# Simulation and Utilities

In Tetrad, simulation and related utilities are organized around **boxes on the workbench**.  
You compose workflows by connecting **Graph**, **Parametric Model**, **Instantiated Model**, **Simulation**,  
**Data**, **Search**, **Grid Search**, and **Compare** boxes rather than using a global Tools menu.

![](../../_static/images/tetrad-interface/overview/simulate-data-dialog.png)

![](../../_static/images/tetrad-interface/overview/utility-dialog.png)

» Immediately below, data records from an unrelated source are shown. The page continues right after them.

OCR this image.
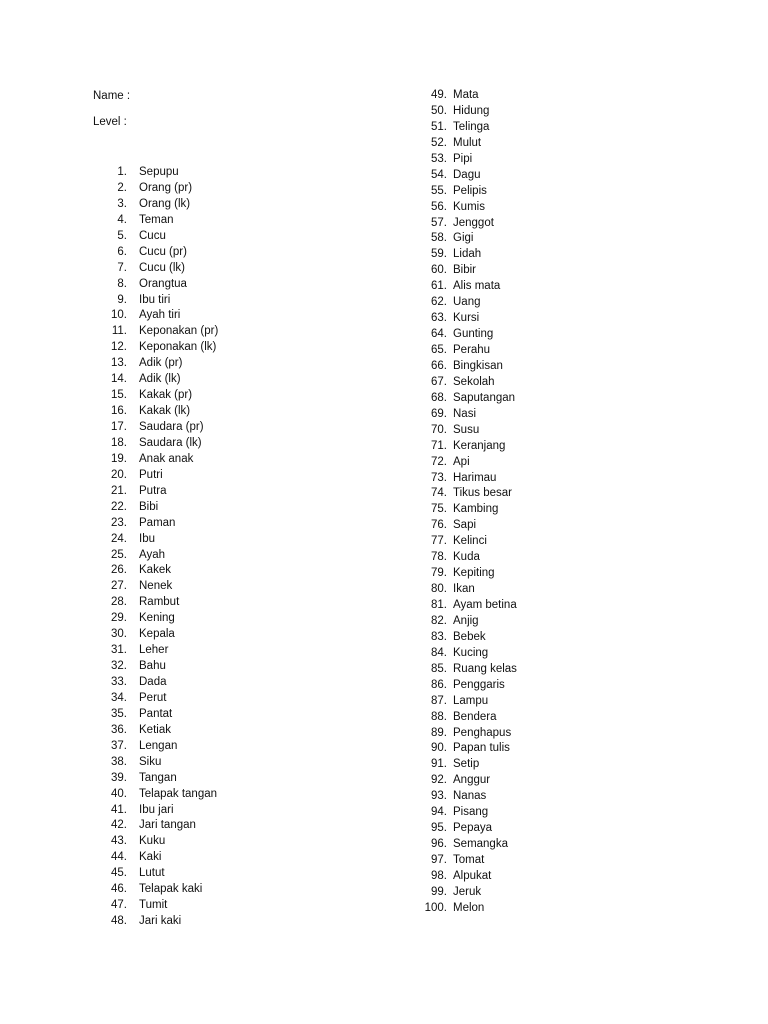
Name :
Level :
1.	Sepupu
2.	Orang (pr)
3.	Orang (lk)
4.	Teman
5.	Cucu
6.	Cucu (pr)
7.	Cucu (lk)
8.	Orangtua
9.	Ibu tiri
10.	Ayah tiri
11.	Keponakan (pr)
12.	Keponakan (lk)
13.	Adik (pr)
14.	Adik (lk)
15.	Kakak (pr)
16.	Kakak (lk)
17.	Saudara (pr)
18.	Saudara (lk)
19.	Anak anak
20.	Putri
21.	Putra
22.	Bibi
23.	Paman
24.	Ibu
25.	Ayah
26.	Kakek
27.	Nenek
28.	Rambut
29.	Kening
30.	Kepala
31.	Leher
32.	Bahu
33.	Dada
34.	Perut
35.	Pantat
36.	Ketiak
37.	Lengan
38.	Siku
39.	Tangan
40.	Telapak tangan
41.	Ibu jari
42.	Jari tangan
43.	Kuku
44.	Kaki
45.	Lutut
46.	Telapak kaki
47.	Tumit
48.	Jari kaki
49. Mata
50. Hidung
51. Telinga
52. Mulut
53. Pipi
54. Dagu
55. Pelipis
56. Kumis
57. Jenggot
58. Gigi
59. Lidah
60. Bibir
61. Alis mata
62. Uang
63. Kursi
64. Gunting
65. Perahu
66. Bingkisan
67. Sekolah
68. Saputangan
69. Nasi
70. Susu
71. Keranjang
72. Api
73. Harimau
74. Tikus besar
75. Kambing
76. Sapi
77. Kelinci
78. Kuda
79. Kepiting
80. Ikan
81. Ayam betina
82. Anjig
83. Bebek
84. Kucing
85. Ruang kelas
86. Penggaris
87. Lampu
88. Bendera
89. Penghapus
90. Papan tulis
91. Setip
92. Anggur
93. Nanas
94. Pisang
95. Pepaya
96. Semangka
97. Tomat
98. Alpukat
99. Jeruk
100. Melon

## Simulating data on the workbench

There are two common ways to simulate data from a model in Tetrad, both using boxes.

### 1. Quick simulation from a graph

A simple workflow is:

1. Place a **Simulation** box on the workbench and (optionally) connect it to a **Graph** box  
   that supplies a causal DAG.
2. Double-click the **Simulation** box to open its configuration dialog.
3. Configure:
    - Number of cases (sample size),
    - Error distributions (Gaussian, non-Gaussian, etc.),
    - Whether to add measurement error or missingness.
4. Click **Simulate**.

The Simulation box then produces:

- A **graph node** representing the generative structure (if one was specified), and
- A **data node** representing the simulated data set.

You can connect this data directly to a **Search** box to run a causal search on the simulated data.

### 2. Simulation from a parametric or instantiated model

For more structured workflows:

1. Use a **Graph** box plus a **Parametric Model** box to define a model family (Bayes, SEM, Hybrid, Generalized),
   or start from an **Instantiated Model** box that already contains a fitted model.
2. Connect the Parametric/Instantiated Model box to a **Simulation** box.
3. Connect the Simulation box to a **Data** box (to hold the simulated data) and then to a **Search** box.

In this setup you can:

- Generate simulated data directly from a fully specified statistical model.
- Immediately run search algorithms on the simulated data in the same pipeline.
- Repeat runs by changing model parameters, simulation settings, or search configurations and re-running
  the connected boxes.

Simulation is useful for:

- Benchmarking algorithms on **known ground-truth** graphs or models.
- Creating **teaching examples**.
- Exploring the impact of different **noise models**, **sample sizes**, and **missingness mechanisms**.

## Resampling and bootstrap workflows

Some Simulation configurations and related boxes support **resampling**:

- **Bootstrap resampling** of an existing data set,
- Subsampling or repeated-split strategies to assess the stability of learned graphs or parameter estimates.

A typical pattern is:

1. Start with a **Data** box that points to your original data.
2. Attach a **Simulation** or resampling-oriented box that takes this Data box as input and produces
   **new Data boxes** representing bootstrap samples or resampled data sets.
3. Connect those resampled Data boxes to **Search** or **Grid Search** boxes to:
    - Evaluate stability of adjacencies and orientations,
    - Summarize performance across repeated samples.

These resampling pipelines integrate naturally with stability-oriented tools such as **CStaR** and with
Grid Search (see below).

## Grid Search (overview)

The **Grid Search** box (documented in a separate detail callout) lets you explore how algorithm performance
depends on parameter choices.

With Grid Search you can:

- Choose a **base algorithm configuration** (for example, a Search box using FGES or PC).
- Specify a grid of parameter values (for example, different `alpha` levels or penalty discounts).
- Run the algorithm for every combination in the grid.
- Collect results as:
    - Tables of performance or fit statistics,
    - Sets of graphs that can be compared or summarized.

On the workbench, Grid Search fits naturally into pipelines such as:

- **Data → Search → Compare** (single configuration),
- **Data → Grid Search → Compare** (multiple configurations),
- **Data → Simulation → Grid Search → Compare** (simulation studies over parameter grids).

For details, see **Detail: Grid Search**.

## Other utilities

In the version of Tetrad described in this manual, additional utilities are also expressed as boxes and
connections between them. Common patterns include:

- **Data transformations**  
  Attach a new **Data** box to an existing one and select a **transformation** (for example, variable
  selection, standardization, or simple recoding). The new Data box represents the transformed data set.
- **Graph conversions and checks**  
  Use boxes that convert graphs between types (e.g., DAG ↔ CPDAG ↔ PAG) or simplify graphs by removing
  certain edge types. Other boxes check that graphs satisfy **type-specific constraints** (for example,
  acyclicity, valid PAG markings, or legal MAG/PAG edge endpoints).
- **Model checking and diagnostics**  
  Boxes such as **Markov Check** attach to a graph and a Data box to evaluate whether a model is
  approximately Markov with respect to the data and to summarize deviations.

Several of these utilities are documented in their own pages elsewhere in the manual
(for example, **Detail: Grid Search** and **Detail: Markov Check**). Refer to the table of contents for
links to those tools and their usage patterns.